The line that mattered on the call is the promise that AI will anticipate what customers want. Salesforce's grant US11763090B2 (“Predicting user intent for online system actions through natural language inference-based machine learning model,” issued 2023-09-19) is the IP under that promise. Assigned to Salesforce, Inc., with inventors including Caiming Xiong, it predicts user intent using natural-language inference.

Management sold intent prediction as a revenue driver — and this is a dated record that the capability is owned. Predicting what a user will do next is the engine behind recommendation, next-best-action, and the agentic features vendors now lead with. The patent grounds the pitch in a primary document rather than a slide.

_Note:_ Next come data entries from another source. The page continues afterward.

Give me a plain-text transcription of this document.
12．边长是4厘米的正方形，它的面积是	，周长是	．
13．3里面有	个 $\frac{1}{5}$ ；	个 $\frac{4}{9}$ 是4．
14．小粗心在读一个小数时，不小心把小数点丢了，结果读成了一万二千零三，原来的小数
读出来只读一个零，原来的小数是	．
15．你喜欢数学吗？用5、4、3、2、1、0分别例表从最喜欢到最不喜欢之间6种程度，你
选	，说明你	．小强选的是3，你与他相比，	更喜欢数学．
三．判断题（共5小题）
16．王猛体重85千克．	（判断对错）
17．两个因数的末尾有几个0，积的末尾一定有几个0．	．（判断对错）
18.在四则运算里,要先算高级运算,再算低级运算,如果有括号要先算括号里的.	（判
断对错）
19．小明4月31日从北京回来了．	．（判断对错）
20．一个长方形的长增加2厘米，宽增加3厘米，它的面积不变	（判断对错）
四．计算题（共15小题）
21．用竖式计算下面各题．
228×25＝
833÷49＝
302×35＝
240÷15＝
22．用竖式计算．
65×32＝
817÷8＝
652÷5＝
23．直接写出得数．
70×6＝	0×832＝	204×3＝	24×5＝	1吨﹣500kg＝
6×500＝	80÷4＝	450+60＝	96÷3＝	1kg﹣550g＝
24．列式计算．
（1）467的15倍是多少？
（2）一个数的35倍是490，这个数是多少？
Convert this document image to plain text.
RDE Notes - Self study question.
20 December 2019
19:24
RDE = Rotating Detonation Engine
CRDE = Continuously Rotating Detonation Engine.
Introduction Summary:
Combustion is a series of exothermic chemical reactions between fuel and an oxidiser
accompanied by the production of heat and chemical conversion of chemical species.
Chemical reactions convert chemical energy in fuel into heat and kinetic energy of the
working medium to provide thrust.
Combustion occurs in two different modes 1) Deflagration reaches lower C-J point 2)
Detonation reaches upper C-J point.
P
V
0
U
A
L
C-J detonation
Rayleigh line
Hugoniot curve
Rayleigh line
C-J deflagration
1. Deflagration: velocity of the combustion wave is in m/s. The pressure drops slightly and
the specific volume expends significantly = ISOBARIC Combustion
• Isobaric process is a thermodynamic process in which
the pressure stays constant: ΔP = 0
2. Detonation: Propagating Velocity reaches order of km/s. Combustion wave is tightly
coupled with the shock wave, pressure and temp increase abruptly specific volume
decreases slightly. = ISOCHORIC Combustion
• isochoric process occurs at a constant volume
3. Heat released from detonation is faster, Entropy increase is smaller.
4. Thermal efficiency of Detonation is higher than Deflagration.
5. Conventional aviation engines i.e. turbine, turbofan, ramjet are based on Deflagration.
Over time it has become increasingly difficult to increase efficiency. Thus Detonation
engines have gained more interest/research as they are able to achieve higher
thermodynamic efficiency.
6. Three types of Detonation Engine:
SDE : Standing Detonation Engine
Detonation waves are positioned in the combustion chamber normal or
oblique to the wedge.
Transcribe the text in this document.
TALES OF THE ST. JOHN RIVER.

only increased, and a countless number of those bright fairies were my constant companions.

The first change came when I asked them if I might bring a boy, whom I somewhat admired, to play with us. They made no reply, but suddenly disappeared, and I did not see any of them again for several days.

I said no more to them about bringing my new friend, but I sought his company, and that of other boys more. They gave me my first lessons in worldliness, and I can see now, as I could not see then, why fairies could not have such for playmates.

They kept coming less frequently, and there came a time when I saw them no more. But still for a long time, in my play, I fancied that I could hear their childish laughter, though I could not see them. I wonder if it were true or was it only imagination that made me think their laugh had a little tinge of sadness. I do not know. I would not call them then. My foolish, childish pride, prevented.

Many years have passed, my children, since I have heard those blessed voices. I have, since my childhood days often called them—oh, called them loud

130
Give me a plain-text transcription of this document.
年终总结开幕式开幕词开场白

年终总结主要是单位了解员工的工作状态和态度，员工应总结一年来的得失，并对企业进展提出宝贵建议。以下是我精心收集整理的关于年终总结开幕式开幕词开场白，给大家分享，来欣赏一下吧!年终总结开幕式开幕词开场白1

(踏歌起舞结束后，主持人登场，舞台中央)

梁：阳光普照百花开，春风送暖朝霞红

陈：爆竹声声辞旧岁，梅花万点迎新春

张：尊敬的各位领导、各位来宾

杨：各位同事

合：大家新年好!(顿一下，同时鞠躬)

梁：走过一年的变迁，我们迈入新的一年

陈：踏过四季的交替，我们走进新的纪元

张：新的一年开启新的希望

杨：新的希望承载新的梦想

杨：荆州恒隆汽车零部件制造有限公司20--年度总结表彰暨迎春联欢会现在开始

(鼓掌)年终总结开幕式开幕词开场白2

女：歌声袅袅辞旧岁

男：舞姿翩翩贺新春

Salesforce reports AI as part of its broader platform revenue and references its AI products in commentary without isolating technique-level economics, which is standard. The grant is the granular evidence under the segment story: dated 2023, owned, aimed at the intent-prediction capability the revenue narrative relies on.

Read the claim, not the marketing: a grant is invention and ownership, not a revenue figure, and we attribute none. It also doesn't prove a specific product ships this exact model. What it documents is dated IP behind a monetized capability.

For the calls desk, the discipline is to test “AI anticipates your customer” against the record. A 2023 Salesforce grant on intent inference, assigned to the company and authored by named researchers, is the kind of evidence that separates a grounded capability claim from a buzzword.